Extending Compulsory Education up to "O" or "N" Levels in Preparing Our Youths to Meet Future Challenges.

Published Date: 09 May 2016 12:00 AM

News Parliamentary Replies

Name and Constituency of Member of Parliament

Ms Cheng Li Hui, Tampines GRC

Question

To ask the Acting Minister for Education (Schools) whether the Ministry will consider extending compulsory education up to "O" or "N" levels in preparing our youths to meet future challenges.

Response

MOE introduced Compulsory Education only at the primary level in Singapore in 2003, following the recommendations of the Committee on Compulsory Education. The Committee had also deliberated whether secondary education should be made compulsory; and Parliament discussed this when the Compulsory Education Act was introduced.

Legislating Compulsory Education does not ensure full enrolment in schools or solve the root problems of non-attendance, as these are often complex and multi-faceted in nature.

Instead, MOE has taken a holistic approach by working with parents, schools, community self-help groups and relevant agencies, such as the Ministry of Social and Family Development and Family Service Centres, to support the family and help all students attend school. This includes tracking and helping students who are at-risk of dropping out from schools, or those who are already out of schools.

We also focus on upstream efforts, such as ensuring that children attend primary school regularly to get a good start in education. With a solid foundation in the early years, our children are well-placed to progress to and access a secondary and post-secondary education.

In addition, we recognise that regular school attendance is necessary but insufficient for real learning to take place. MOE therefore also invests in providing multiple pathways and a variety of programmes in our schools to cater to students of different learning needs, strengths and talents, so every student is able to learn at a pace most suited to him/her, has opportunities to develop his/her strengths and is well-prepared for further progression in education and work. The quality of their school experience helps to keep our students interested and engaged in school, to strive for excellence in their respective domains.

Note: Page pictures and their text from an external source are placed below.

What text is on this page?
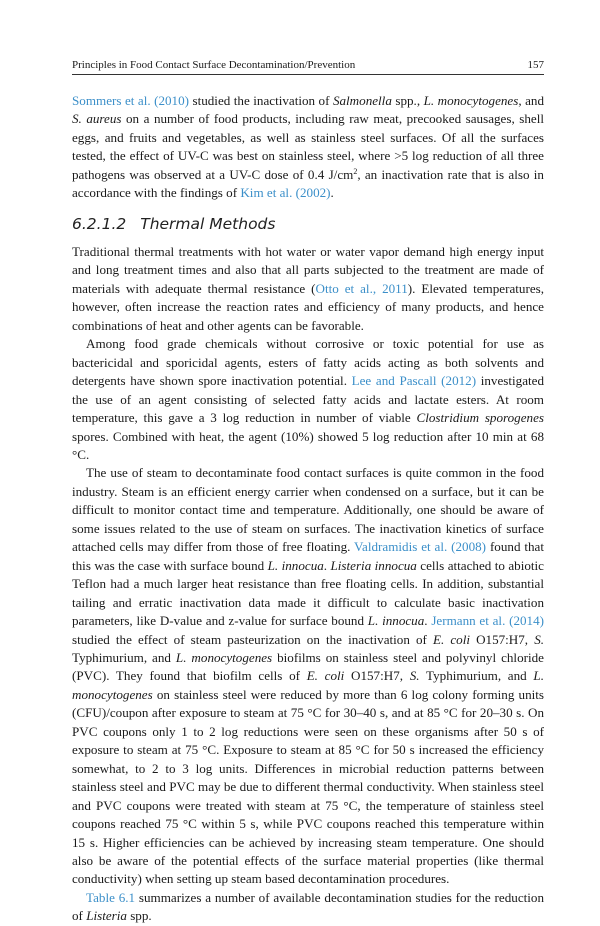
Principles in Food Contact Surface Decontamination/Prevention	157

Sommers et al. (2010) studied the inactivation of Salmonella spp., L. monocytogenes, and S. aureus on a number of food products, including raw meat, precooked sausages, shell eggs, and fruits and vegetables, as well as stainless steel surfaces. Of all the surfaces tested, the effect of UV-C was best on stainless steel, where >5 log reduction of all three pathogens was observed at a UV-C dose of 0.4 $J/cm^2$, an inactivation rate that is also in accordance with the findings of Kim et al. (2002).

6.2.1.2 Thermal Methods

Traditional thermal treatments with hot water or water vapor demand high energy input and long treatment times and also that all parts subjected to the treatment are made of materials with adequate thermal resistance (Otto et al., 2011). Elevated temperatures, however, often increase the reaction rates and efficiency of many products, and hence combinations of heat and other agents can be favorable.

Among food grade chemicals without corrosive or toxic potential for use as bactericidal and sporicidal agents, esters of fatty acids acting as both solvents and detergents have shown spore inactivation potential. Lee and Pascall (2012) investigated the use of an agent consisting of selected fatty acids and lactate esters. At room temperature, this gave a 3 log reduction in number of viable Clostridium sporogenes spores. Combined with heat, the agent (10%) showed 5 log reduction after 10 min at 68 °C.

The use of steam to decontaminate food contact surfaces is quite common in the food industry. Steam is an efficient energy carrier when condensed on a surface, but it can be difficult to monitor contact time and temperature. Additionally, one should be aware of some issues related to the use of steam on surfaces. The inactivation kinetics of surface attached cells may differ from those of free floating. Valdramidis et al. (2008) found that this was the case with surface bound L. innocua. Listeria innocua cells attached to abiotic Teflon had a much larger heat resistance than free floating cells. In addition, substantial tailing and erratic inactivation data made it difficult to calculate basic inactivation parameters, like D-value and z-value for surface bound L. innocua. Jermann et al. (2014) studied the effect of steam pasteurization on the inactivation of E. coli O157:H7, S. Typhimurium, and L. monocytogenes biofilms on stainless steel and polyvinyl chloride (PVC). They found that biofilm cells of E. coli O157:H7, S. Typhimurium, and L. monocytogenes on stainless steel were reduced by more than 6 log colony forming units (CFU)/coupon after exposure to steam at 75 °C for 30–40 s, and at 85 °C for 20–30 s. On PVC coupons only 1 to 2 log reductions were seen on these organisms after 50 s of exposure to steam at 75 °C. Exposure to steam at 85 °C for 50 s increased the efficiency somewhat, to 2 to 3 log units. Differences in microbial reduction patterns between stainless steel and PVC may be due to different thermal conductivity. When stainless steel and PVC coupons were treated with steam at 75 °C, the temperature of stainless steel coupons reached 75 °C within 5 s, while PVC coupons reached this temperature within 15 s. Higher efficiencies can be achieved by increasing steam temperature. One should also be aware of the potential effects of the surface material properties (like thermal conductivity) when setting up steam based decontamination procedures.

Table 6.1 summarizes a number of available decontamination studies for the reduction of Listeria spp.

With these efforts, Singapore has already achieved near-universal secondary education. Today, less than 1% of each Primary 1 cohort does not complete secondary education. A legislative extension of compulsory education is unlikely to be effective in reducing this any further. To prepare our youths for future challenges, MOE will continue to support our children in their education at every stage by providing a quality education and meeting their needs.